Incremental or tranformational adaptation?
Incremental adaptation measures operate with existing technological, governance and value systems. They aim to build resilience with communities, as they currently are. However there is increasing acknowledgement that incremental adaptations may not be sufficient to cope with potentially dramatic climate events. For example, sea level may rise too high, flooding events become too extensive, drought may make farming in some regions uneconomic. In response larger, transformational adaptation may need to be employed.
In their paper on transformational and incremental adaptations, Kates, Travis and Willbanks (2012) identify two conditions that set the stage for transformational adaptation to climate change:
- Large vulnerability in certain regions, populations, or resource systems
- Severe climate change that overwhelms even robust human use systems
In a special paper to the IPCC, O’Brian and colleagues, concur that these conditions will make it difficult for systems to adapt sustainably without some form of transformational change taking place (O’Brian et al. 2012).

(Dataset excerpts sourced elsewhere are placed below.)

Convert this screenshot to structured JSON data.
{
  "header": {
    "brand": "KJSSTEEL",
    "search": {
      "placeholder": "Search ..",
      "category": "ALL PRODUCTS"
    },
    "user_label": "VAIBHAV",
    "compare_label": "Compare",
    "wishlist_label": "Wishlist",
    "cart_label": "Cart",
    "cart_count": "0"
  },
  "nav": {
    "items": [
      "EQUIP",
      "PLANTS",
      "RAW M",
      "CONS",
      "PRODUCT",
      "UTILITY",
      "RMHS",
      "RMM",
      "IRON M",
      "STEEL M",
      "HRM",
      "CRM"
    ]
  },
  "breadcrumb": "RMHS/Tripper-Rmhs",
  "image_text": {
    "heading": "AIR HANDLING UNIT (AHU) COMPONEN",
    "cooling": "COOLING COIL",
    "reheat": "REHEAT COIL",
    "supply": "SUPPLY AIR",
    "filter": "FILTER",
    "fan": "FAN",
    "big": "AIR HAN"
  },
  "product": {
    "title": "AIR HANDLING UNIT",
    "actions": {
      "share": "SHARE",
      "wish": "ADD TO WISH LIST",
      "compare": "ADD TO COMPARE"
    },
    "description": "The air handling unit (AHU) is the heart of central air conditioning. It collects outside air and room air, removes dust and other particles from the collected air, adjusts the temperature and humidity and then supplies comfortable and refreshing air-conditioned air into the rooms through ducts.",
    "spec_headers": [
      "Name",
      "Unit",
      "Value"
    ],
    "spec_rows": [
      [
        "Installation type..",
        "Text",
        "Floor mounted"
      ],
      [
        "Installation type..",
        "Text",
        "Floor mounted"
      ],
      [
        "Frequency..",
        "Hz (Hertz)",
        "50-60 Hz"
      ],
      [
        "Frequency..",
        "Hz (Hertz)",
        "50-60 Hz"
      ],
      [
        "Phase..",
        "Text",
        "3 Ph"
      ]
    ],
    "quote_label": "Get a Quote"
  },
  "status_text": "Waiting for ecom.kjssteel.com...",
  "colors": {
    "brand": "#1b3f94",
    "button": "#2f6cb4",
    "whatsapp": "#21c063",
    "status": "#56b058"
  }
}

This may prove to be a difficult subject to address within a training course, not only to an audience sceptical of climate change to begin with, but also to those who accept the premise in the first place. Transformational adaptations are typically large in scale, high in cost and challenge the very institutional and behavioral actions that tend to maintain existing resource systems and policies (O’Brian et al. 2012). Further information and resources on transformational adaptation, can be found on the following pages. But as a final note, O’Brian and colleagues state that transformational adaptations are facilitated through increased emphasis on adaptive management, learning, innovation, and leadership (O’Brian et al. 2012). As challenging as the subject may prove to be, it could also lead to an inspiring training event.